The Securities and Exchange Commission on Thursday charged financial giant Citigroup (C) with misleading investors over the bank's failure to disclose its massive exposure to subprime mortgage-related securities during the height of the financial crisis.

The bank settled with the agency,  agreeing to pay $75 million in fines and charges. Two Citi executives - former CFO Gary Crittenden and former head of investor relations Arthur Tildesley Jr. - have also agreed to pay fines of $100,000 each.

According to the SEC, Citi allegedly represented its exposure to subprime mortgage-related investments at $13 billion or less when the bank's exposure was more than $50 billion. The $13 billion reported by Citi didn't include the bank's exposure to collateralized debt obligations, a classification of investments that eventually became some of the most toxic, and what's known as "liquidity puts."
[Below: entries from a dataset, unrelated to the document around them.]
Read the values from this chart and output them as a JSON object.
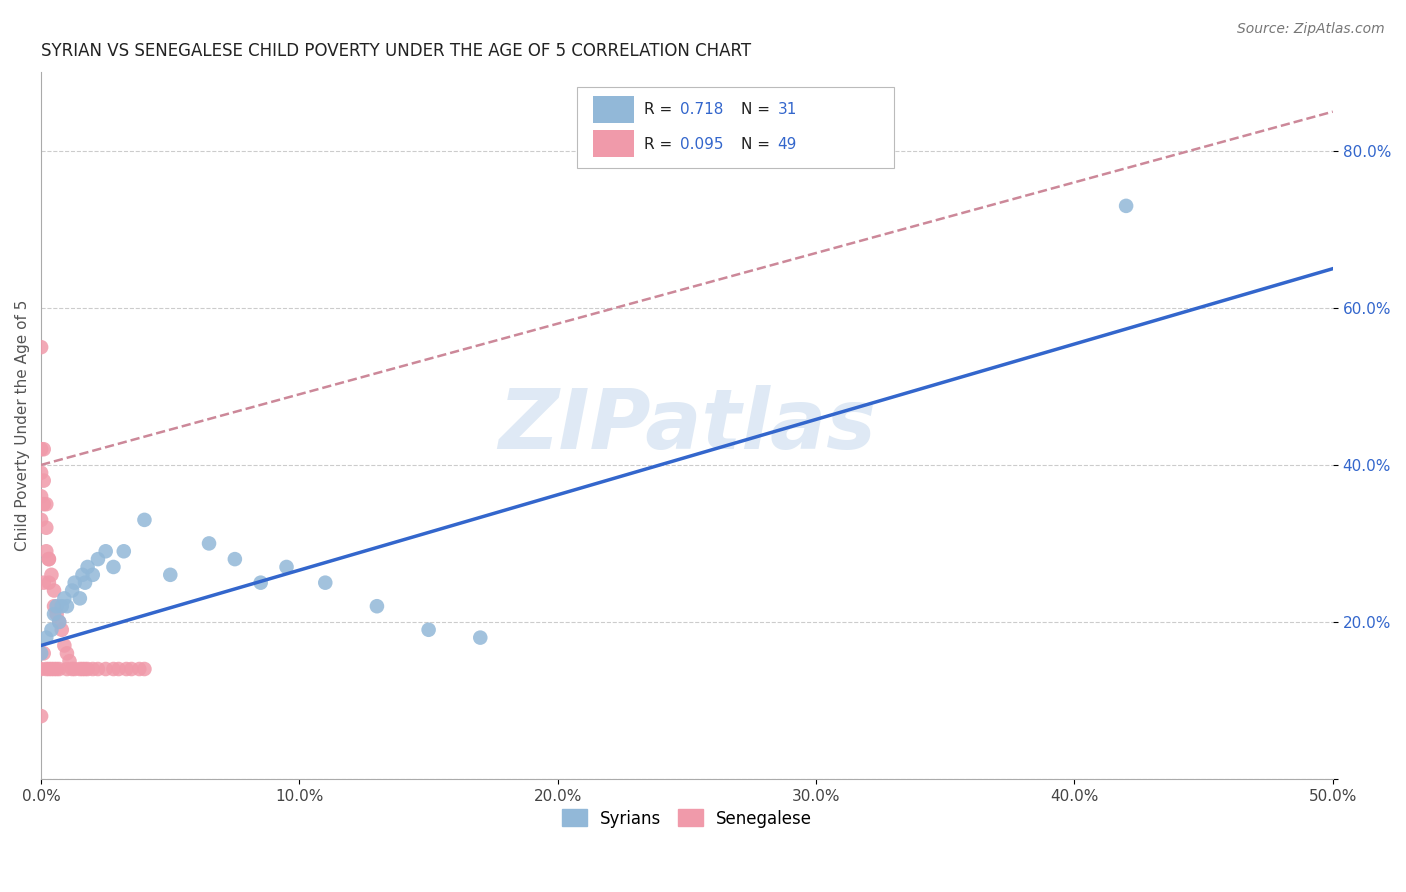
{
  "title": "SYRIAN VS SENEGALESE CHILD POVERTY UNDER THE AGE OF 5 CORRELATION CHART",
  "source": "Source: ZipAtlas.com",
  "ylabel": "Child Poverty Under the Age of 5",
  "xlim": [
    0.0,
    0.5
  ],
  "ylim": [
    0.0,
    0.9
  ],
  "watermark": "ZIPatlas",
  "legend_labels": [
    "Syrians",
    "Senegalese"
  ],
  "syrians_color": "#92b8d8",
  "senegalese_color": "#f09aaa",
  "syrian_line_color": "#3366cc",
  "senegalese_line_color": "#cc8899",
  "background_color": "#ffffff",
  "grid_color": "#cccccc",
  "R_syrian": 0.718,
  "N_syrian": 31,
  "R_senegalese": 0.095,
  "N_senegalese": 49,
  "syrians_x": [
    0.0,
    0.002,
    0.004,
    0.005,
    0.006,
    0.007,
    0.008,
    0.009,
    0.01,
    0.012,
    0.013,
    0.015,
    0.016,
    0.017,
    0.018,
    0.02,
    0.022,
    0.025,
    0.028,
    0.032,
    0.04,
    0.05,
    0.065,
    0.075,
    0.085,
    0.095,
    0.11,
    0.13,
    0.15,
    0.17,
    0.42
  ],
  "syrians_y": [
    0.16,
    0.18,
    0.19,
    0.21,
    0.22,
    0.2,
    0.22,
    0.23,
    0.22,
    0.24,
    0.25,
    0.23,
    0.26,
    0.25,
    0.27,
    0.26,
    0.28,
    0.29,
    0.27,
    0.29,
    0.33,
    0.26,
    0.3,
    0.28,
    0.25,
    0.27,
    0.25,
    0.22,
    0.19,
    0.18,
    0.73
  ],
  "senegalese_x": [
    0.0,
    0.0,
    0.0,
    0.0,
    0.0,
    0.001,
    0.001,
    0.001,
    0.001,
    0.002,
    0.002,
    0.002,
    0.003,
    0.003,
    0.003,
    0.004,
    0.004,
    0.005,
    0.005,
    0.005,
    0.006,
    0.006,
    0.007,
    0.007,
    0.008,
    0.009,
    0.01,
    0.01,
    0.011,
    0.012,
    0.013,
    0.015,
    0.016,
    0.017,
    0.018,
    0.02,
    0.022,
    0.025,
    0.028,
    0.03,
    0.033,
    0.035,
    0.038,
    0.04,
    0.0,
    0.001,
    0.002,
    0.003,
    0.0
  ],
  "senegalese_y": [
    0.42,
    0.39,
    0.36,
    0.33,
    0.14,
    0.38,
    0.35,
    0.25,
    0.16,
    0.32,
    0.29,
    0.14,
    0.28,
    0.25,
    0.14,
    0.26,
    0.14,
    0.24,
    0.22,
    0.14,
    0.21,
    0.14,
    0.2,
    0.14,
    0.19,
    0.17,
    0.16,
    0.14,
    0.15,
    0.14,
    0.14,
    0.14,
    0.14,
    0.14,
    0.14,
    0.14,
    0.14,
    0.14,
    0.14,
    0.14,
    0.14,
    0.14,
    0.14,
    0.14,
    0.55,
    0.42,
    0.35,
    0.28,
    0.08
  ],
  "syr_line_x": [
    0.0,
    0.5
  ],
  "syr_line_y": [
    0.17,
    0.65
  ],
  "sen_line_x": [
    0.0,
    0.5
  ],
  "sen_line_y": [
    0.4,
    0.85
  ]
}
“Even as late as fall 2007, as the mortgage market was rapidly deteriorating, Citigroup boasted of superior risk management skills in reducing its subprime exposure to approximately $13 billion.  In fact, billions more in CDO and other subprime exposure sat on its books undisclosed to investors,” said Robert Khuzami, Director of the SEC’s Division of Enforcement, in a statement. 

As part of the agreement, Citi is not admitting or denying any of the SEC's allegations. Crittenden and Tildesley also are agreeing without admitting or denying any wrongdoing.

"We are pleased that we have reached agreement with the SEC to put this matter concerning certain 2007 disclosures behind us, and that the SEC is not charging Citi or any individual with intentional or reckless misconduct," Citi said in a statement.

Citigroup stock was hammered during the subprime mortgage crisis because the bank was found to be heavily exposed to bad mortgages and illiquid assets tied to mortgages.

The bank’s bad balance sheet eventually led to then-CEO Chuck Prince to resign in late 2007 and later to the eventual takeover of Citi by the U.S. government.

The difference between material omission and a more serious charge of fraud, according to an earlier Wall Street Journal report, is because Citi executives in 2007 didn’t believe the subprime mortgage securities were so dangerous because they often carried “AAA” ratings.

Shares of Citi were up 0.4% to $4.11 on Thursday. They are down more than 90% from their 2007 highs.